The stopgap measure passed the House with overwhelming bipartisan support early in the afternoon, sending the legislation to the Senate less than 10 hours before the midnight deadline.
However, the bill hit a snag in the upper chamber after Sen. Michael Bennett (D-CO) threatened to stall passage because of its exclusion of Ukraine aid, a provision that was stripped from the bipartisan spending deal due to a lack of GOP support. That delay pushed the final vote until after 8:30 p.m., giving lawmakers only a handful of hours to deliver the legislation to the president’s desk.
Bennett pushed leadership to commit to holding a separate vote on supplemental Ukraine aid, vowing not to advance the legislation until a vote was scheduled. Senate leaders came to an agreement with the Colorado Democrat to move forward with more Ukraine aid.
“We will not stop fighting for more economic and security assistance for Ukraine,” Senate Majority Leader Chuck Schumer (D-NY) said in a statement. “Majorities in both parties support Ukraine aid and doing more is vital for America’s security and for democracy around the world.”

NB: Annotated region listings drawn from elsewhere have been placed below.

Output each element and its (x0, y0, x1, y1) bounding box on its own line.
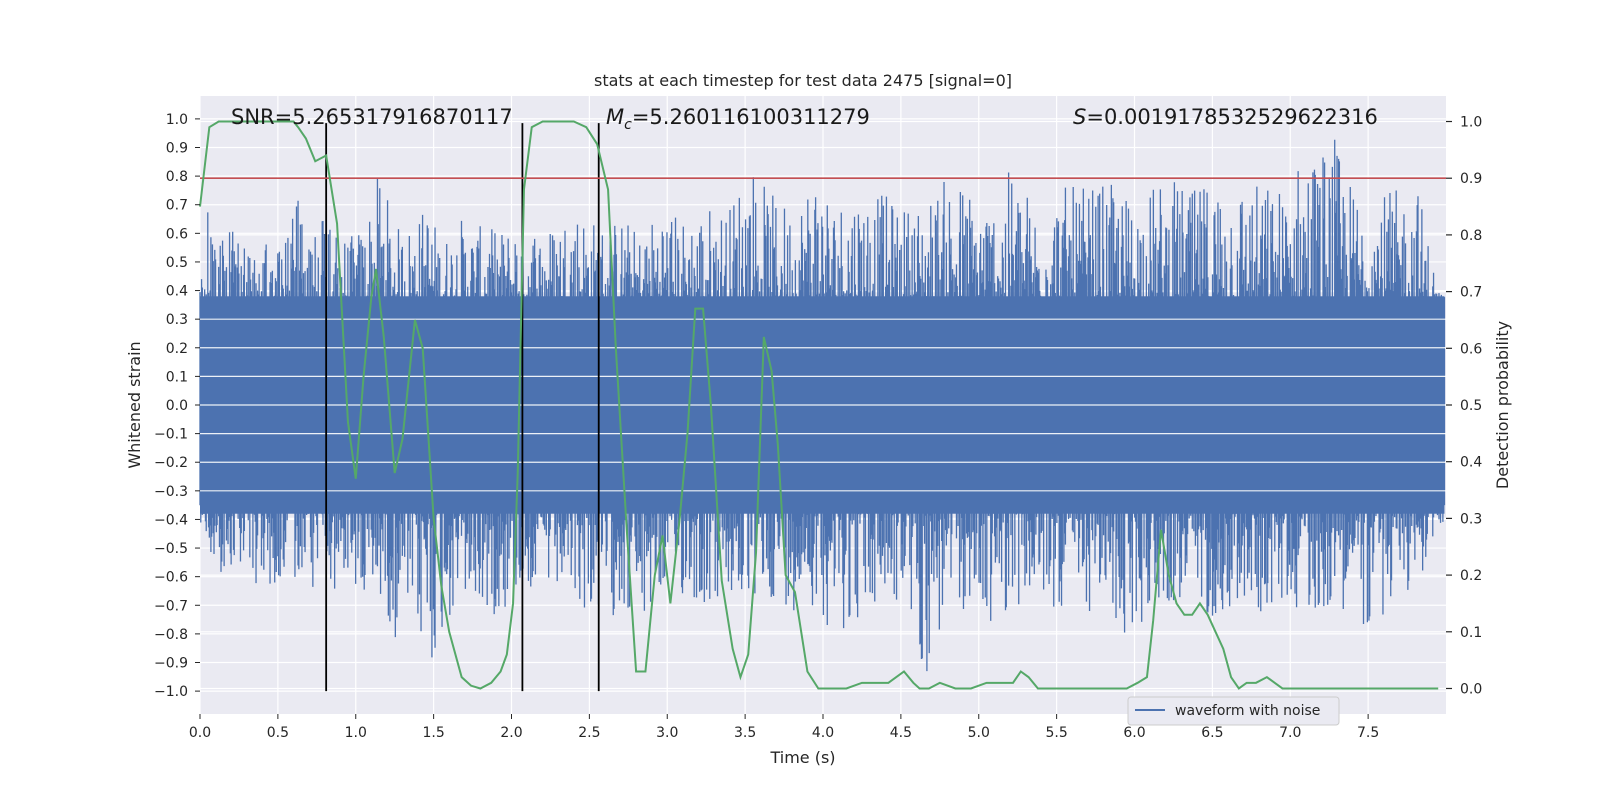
x-tick-label-5: 2.5 (578, 725, 600, 741)
x-tick-label-11: 5.5 (1045, 725, 1067, 741)
y-left-tick-label-11: −0.1 (154, 427, 188, 443)
y-left-tick-label-15: −0.5 (154, 541, 188, 557)
legend-box (1127, 696, 1340, 726)
y-right-tick-label-3: 0.7 (1460, 285, 1482, 301)
y-right-tick-label-5: 0.5 (1460, 398, 1482, 414)
x-tick-label-8: 4.0 (812, 725, 834, 741)
x-tick-label-14: 7.0 (1279, 725, 1301, 741)
waveform-series (199, 139, 1446, 672)
y-right-tick-label-9: 0.1 (1460, 625, 1482, 641)
y-right-tick-label-4: 0.6 (1460, 341, 1482, 357)
y-right-tick-label-1: 0.9 (1460, 171, 1482, 187)
snr-annotation: SNR=5.265317916870117 (231, 105, 513, 129)
y-left-tick-label-18: −0.8 (154, 627, 188, 643)
y-left-axis-label: Whitened strain (125, 341, 144, 468)
y-right-tick-label-2: 0.8 (1460, 228, 1482, 244)
y-left-tick-label-17: −0.7 (154, 598, 188, 614)
x-tick-label-2: 1.0 (345, 725, 367, 741)
y-left-tick-label-7: 0.3 (166, 312, 188, 328)
x-tick-label-3: 1.5 (422, 725, 444, 741)
y-right-axis-ticks: 1.0 0.9 0.8 0.7 0.6 0.5 0.4 0.3 0.2 0.1 0.0 (1446, 115, 1482, 697)
s-annotation: S=0.0019178532529622316 (1073, 105, 1378, 129)
y-left-tick-label-6: 0.4 (166, 284, 188, 300)
y-left-tick-label-0: 1.0 (166, 112, 188, 128)
y-left-tick-label-8: 0.2 (166, 341, 188, 357)
y-right-tick-label-7: 0.3 (1460, 511, 1482, 527)
y-right-tick-label-0: 1.0 (1460, 115, 1482, 131)
chart-title: stats at each timestep for test data 247… (594, 71, 1012, 90)
x-tick-label-12: 6.0 (1123, 725, 1145, 741)
y-right-tick-label-6: 0.4 (1460, 455, 1482, 471)
probability-line (199, 120, 1439, 690)
y-left-tick-label-16: −0.6 (154, 570, 188, 586)
x-tick-label-15: 7.5 (1357, 725, 1379, 741)
y-right-tick-label-8: 0.2 (1460, 568, 1482, 584)
legend: waveform with noise (1127, 696, 1340, 726)
x-axis-label: Time (s) (769, 748, 835, 767)
y-left-tick-label-10: 0.0 (166, 398, 188, 414)
x-tick-label-1: 0.5 (267, 725, 289, 741)
x-tick-label-9: 4.5 (890, 725, 912, 741)
y-left-tick-label-4: 0.6 (166, 226, 188, 242)
x-axis-ticks: 0.0 0.5 1.0 1.5 2.0 2.5 3.0 3.5 4.0 4.5 5.0 5.5 6.0 6… (189, 714, 1379, 741)
x-tick-label-10: 5.0 (968, 725, 990, 741)
y-left-tick-label-13: −0.3 (154, 484, 188, 500)
legend-label-waveform: waveform with noise (1175, 703, 1320, 719)
y-left-tick-label-12: −0.2 (154, 455, 188, 471)
y-left-tick-label-1: 0.9 (166, 141, 188, 157)
chirp-mass-annotation: Mc=5.260116100311279 (606, 105, 870, 133)
y-left-axis-ticks: 1.0 0.9 0.8 0.7 0.6 0.5 0.4 0.3 0.2 0.1 0.0 −0.1 −0.… (154, 112, 200, 700)
y-left-tick-label-20: −1.0 (154, 684, 188, 700)
s-value: =0.0019178532529622316 (1086, 105, 1378, 129)
s-symbol: S (1073, 105, 1086, 129)
y-right-tick-label-10: 0.0 (1460, 681, 1482, 697)
y-right-axis-label: Detection probability (1493, 321, 1512, 489)
chirp-mass-value: =5.260116100311279 (632, 105, 870, 129)
x-tick-label-13: 6.5 (1201, 725, 1223, 741)
x-tick-label-4: 2.0 (500, 725, 522, 741)
y-left-tick-label-19: −0.9 (154, 656, 188, 672)
probability-series (199, 120, 1439, 690)
y-left-tick-label-14: −0.4 (154, 512, 188, 528)
y-left-tick-label-5: 0.5 (166, 255, 188, 271)
y-left-tick-label-2: 0.8 (166, 169, 188, 185)
chirp-mass-symbol: M (606, 105, 624, 129)
x-tick-label-0: 0.0 (189, 725, 211, 741)
y-left-tick-label-9: 0.1 (166, 369, 188, 385)
y-left-tick-label-3: 0.7 (166, 198, 188, 214)
x-tick-label-7: 3.5 (734, 725, 756, 741)
chirp-mass-subscript: c (624, 117, 632, 133)
x-tick-label-6: 3.0 (656, 725, 678, 741)
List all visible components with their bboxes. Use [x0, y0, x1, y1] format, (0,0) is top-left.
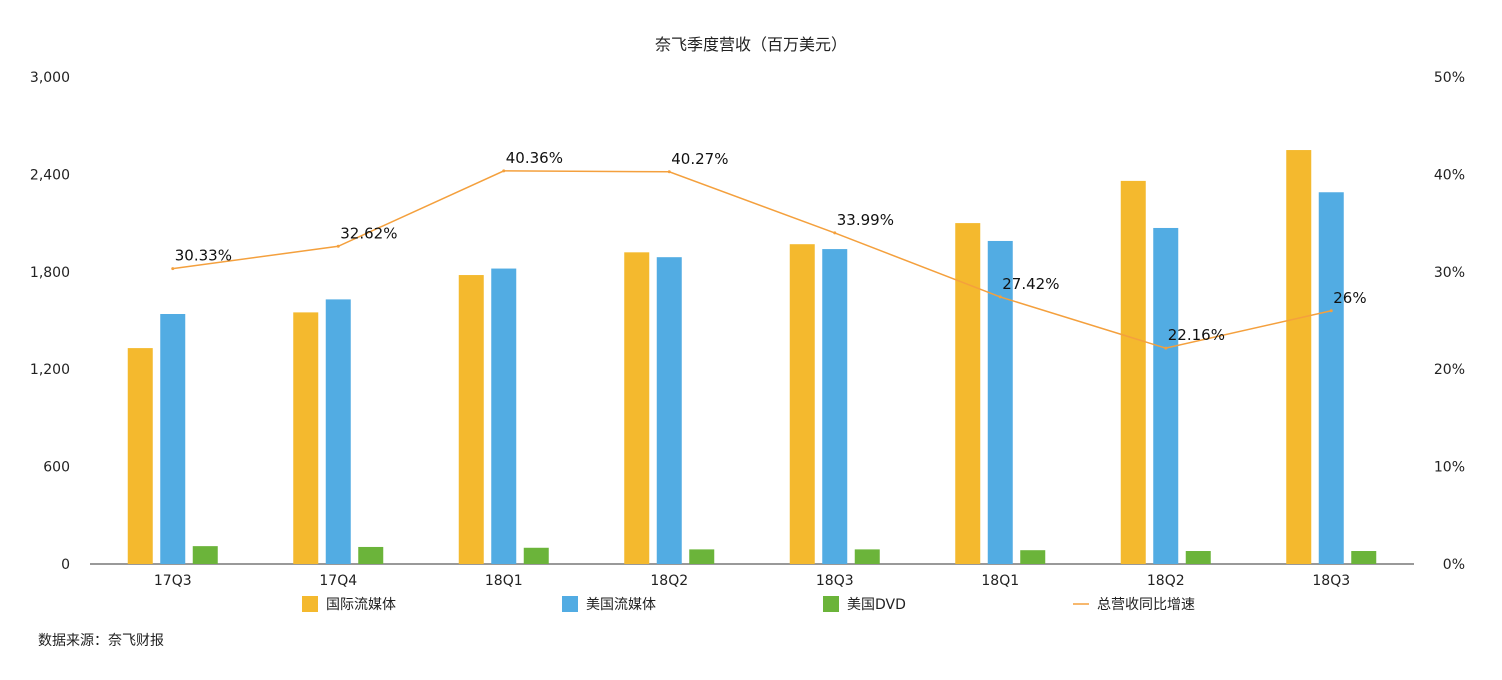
legend-swatch — [302, 596, 318, 612]
growth-data-label: 40.27% — [671, 150, 728, 168]
growth-data-label: 27.42% — [1002, 275, 1059, 293]
growth-point — [171, 267, 175, 271]
y-right-tick-label: 50% — [1434, 70, 1465, 86]
y-left-tick-label: 3,000 — [30, 70, 70, 86]
x-tick-label: 18Q2 — [1147, 573, 1185, 589]
y-right-tick-label: 40% — [1434, 167, 1465, 183]
growth-point — [336, 244, 340, 248]
growth-line-group: 30.33% 32.62% 40.36% 40.27% 33.99% 27.42% 22.1… — [171, 149, 1367, 350]
x-tick-label: 18Q1 — [981, 573, 1019, 589]
x-tick-label: 17Q3 — [154, 573, 192, 589]
bar-1-18q3 — [789, 244, 815, 564]
source-note: 数据来源：奈飞财报 — [38, 633, 164, 649]
growth-point — [998, 295, 1002, 299]
bar-3-17q4 — [358, 546, 384, 564]
bar-3-18q3 — [854, 549, 880, 564]
y-left-tick-label: 1,200 — [30, 362, 70, 378]
growth-data-label: 33.99% — [837, 211, 894, 229]
bar-3-18q2 — [1185, 551, 1211, 564]
x-tick-label: 18Q3 — [816, 573, 854, 589]
y-left-tick-label: 2,400 — [30, 167, 70, 183]
legend-label: 国际流媒体 — [326, 597, 396, 613]
y-left-tick-label: 0 — [61, 557, 70, 573]
growth-data-label: 32.62% — [340, 224, 397, 242]
legend-swatch — [823, 596, 839, 612]
bar-3-18q1 — [523, 547, 549, 564]
y-right-tick-label: 30% — [1434, 265, 1465, 281]
chart-title: 奈飞季度营收（百万美元） — [655, 35, 847, 54]
bar-1-18q1 — [955, 223, 981, 564]
legend-label: 总营收同比增速 — [1097, 597, 1195, 613]
growth-data-label: 26% — [1333, 289, 1366, 307]
growth-point — [667, 170, 671, 174]
x-tick-label: 18Q3 — [1312, 573, 1350, 589]
growth-line — [172, 170, 1332, 349]
bar-3-18q2 — [689, 549, 715, 564]
bar-2-17q3 — [160, 314, 186, 564]
bar-2-18q1 — [987, 240, 1013, 564]
growth-data-label: 22.16% — [1168, 326, 1225, 344]
legend-label: 美国DVD — [847, 597, 906, 613]
legend: 国际流媒体 美国流媒体 美国DVD 总营收同比增速 — [302, 596, 1195, 613]
bar-1-17q4 — [293, 312, 319, 564]
bar-3-18q1 — [1020, 550, 1046, 564]
bars — [127, 150, 1377, 565]
y-right-tick-label: 20% — [1434, 362, 1465, 378]
bar-3-18q3 — [1351, 551, 1377, 564]
bar-2-18q3 — [1318, 192, 1344, 565]
growth-data-label: 40.36% — [506, 149, 563, 167]
growth-point — [1329, 309, 1333, 313]
x-tick-label: 17Q4 — [319, 573, 357, 589]
bar-2-18q2 — [1153, 227, 1179, 564]
legend-label: 美国流媒体 — [586, 597, 656, 613]
y-right-tick-label: 0% — [1443, 557, 1465, 573]
legend-swatch — [562, 596, 578, 612]
bar-1-18q1 — [458, 275, 484, 564]
y-left-tick-label: 600 — [43, 460, 70, 476]
y-left-tick-label: 1,800 — [30, 265, 70, 281]
x-tick-label: 18Q2 — [650, 573, 688, 589]
bar-1-18q3 — [1286, 150, 1312, 565]
bar-2-18q2 — [656, 257, 682, 564]
bar-1-17q3 — [127, 348, 153, 564]
axes: 0 600 1,200 1,800 2,400 3,000 0% 10% 20% 30% 40% 50… — [30, 70, 1465, 589]
bar-3-17q3 — [192, 546, 218, 564]
x-tick-label: 18Q1 — [485, 573, 523, 589]
bar-1-18q2 — [624, 252, 650, 564]
bar-2-18q3 — [822, 249, 848, 564]
growth-data-label: 30.33% — [175, 247, 232, 265]
growth-point — [1164, 346, 1168, 350]
growth-point — [833, 231, 837, 235]
bar-1-18q2 — [1120, 180, 1146, 565]
growth-point — [502, 169, 506, 173]
bar-2-17q4 — [325, 299, 351, 564]
y-right-tick-label: 10% — [1434, 460, 1465, 476]
bar-2-18q1 — [491, 268, 517, 564]
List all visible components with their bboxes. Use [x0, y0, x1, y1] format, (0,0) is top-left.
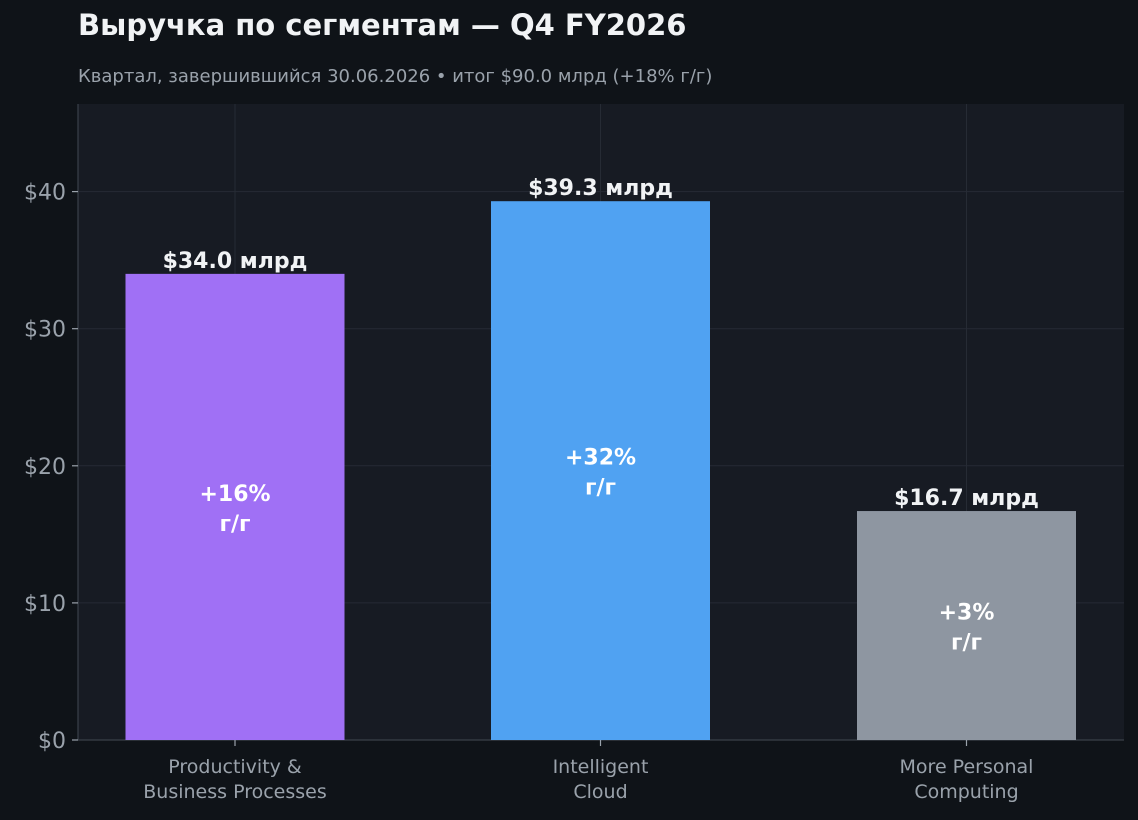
category-label-2-line2: Computing	[914, 781, 1018, 803]
growth-label-0-line1: +16%	[199, 482, 270, 507]
bar-2	[857, 511, 1076, 740]
y-tick-label-2: $20	[24, 455, 66, 480]
value-label-1: $39.3 млрд	[528, 176, 673, 201]
growth-label-2-line2: г/г	[951, 631, 982, 656]
growth-label-0-line2: г/г	[219, 512, 250, 537]
value-label-2: $16.7 млрд	[894, 486, 1039, 511]
category-label-1-line2: Cloud	[573, 781, 627, 803]
growth-label-2-line1: +3%	[939, 601, 995, 626]
y-tick-label-4: $40	[24, 181, 66, 206]
y-tick-label-0: $0	[38, 729, 66, 754]
y-tick-label-1: $10	[24, 592, 66, 617]
growth-label-1-line1: +32%	[565, 446, 636, 471]
category-label-0-line2: Business Processes	[143, 781, 327, 803]
chart-title: Выручка по сегментам — Q4 FY2026	[78, 8, 687, 42]
bar-1	[491, 201, 710, 740]
growth-label-1-line2: г/г	[585, 476, 616, 501]
category-label-0-line1: Productivity &	[168, 756, 302, 778]
chart-subtitle: Квартал, завершившийся 30.06.2026 • итог…	[78, 66, 713, 87]
bar-0	[125, 273, 345, 740]
category-label-1-line1: Intelligent	[553, 756, 649, 778]
y-tick-label-3: $30	[24, 318, 66, 343]
category-label-2-line1: More Personal	[900, 756, 1034, 778]
value-label-0: $34.0 млрд	[163, 249, 308, 274]
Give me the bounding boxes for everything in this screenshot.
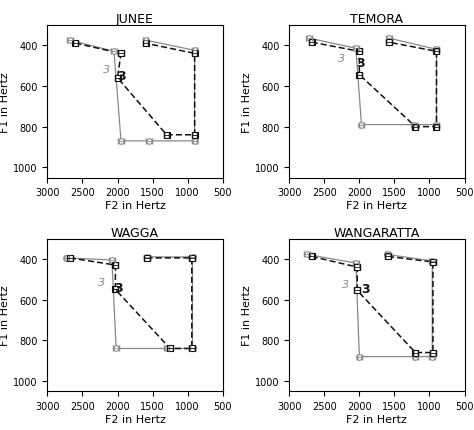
X-axis label: F2 in Hertz: F2 in Hertz [346, 414, 407, 424]
X-axis label: F2 in Hertz: F2 in Hertz [105, 414, 165, 424]
Text: 3: 3 [356, 56, 365, 69]
Text: 3: 3 [361, 283, 369, 296]
Y-axis label: F1 in Hertz: F1 in Hertz [242, 72, 252, 132]
Title: TEMORA: TEMORA [350, 13, 403, 26]
Title: JUNEE: JUNEE [116, 13, 154, 26]
Title: WANGARATTA: WANGARATTA [334, 226, 420, 239]
Text: 3: 3 [98, 278, 105, 288]
Text: 3: 3 [118, 70, 126, 83]
Text: 3: 3 [342, 280, 349, 290]
Title: WAGGA: WAGGA [111, 226, 159, 239]
Text: 3: 3 [114, 282, 123, 295]
Text: 3: 3 [103, 64, 110, 74]
X-axis label: F2 in Hertz: F2 in Hertz [346, 200, 407, 211]
Y-axis label: F1 in Hertz: F1 in Hertz [0, 72, 10, 132]
Text: 3: 3 [338, 54, 346, 64]
Y-axis label: F1 in Hertz: F1 in Hertz [242, 285, 252, 345]
Y-axis label: F1 in Hertz: F1 in Hertz [0, 285, 10, 345]
X-axis label: F2 in Hertz: F2 in Hertz [105, 200, 165, 211]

The Senate later passed the legislation with an 88-9 vote, sending the legislation to Biden with only three hours until the midnight deadline. The president signed the stopgap measure shortly after 11 p.m., renewing funding for the next month and a half.
The House is scheduled to reconvene on Monday to restart work on passing the remainder of its spending bills, with plans to begin debate on its Energy and Water Development and Legislative Branch appropriations. The Senate will return on Tuesday.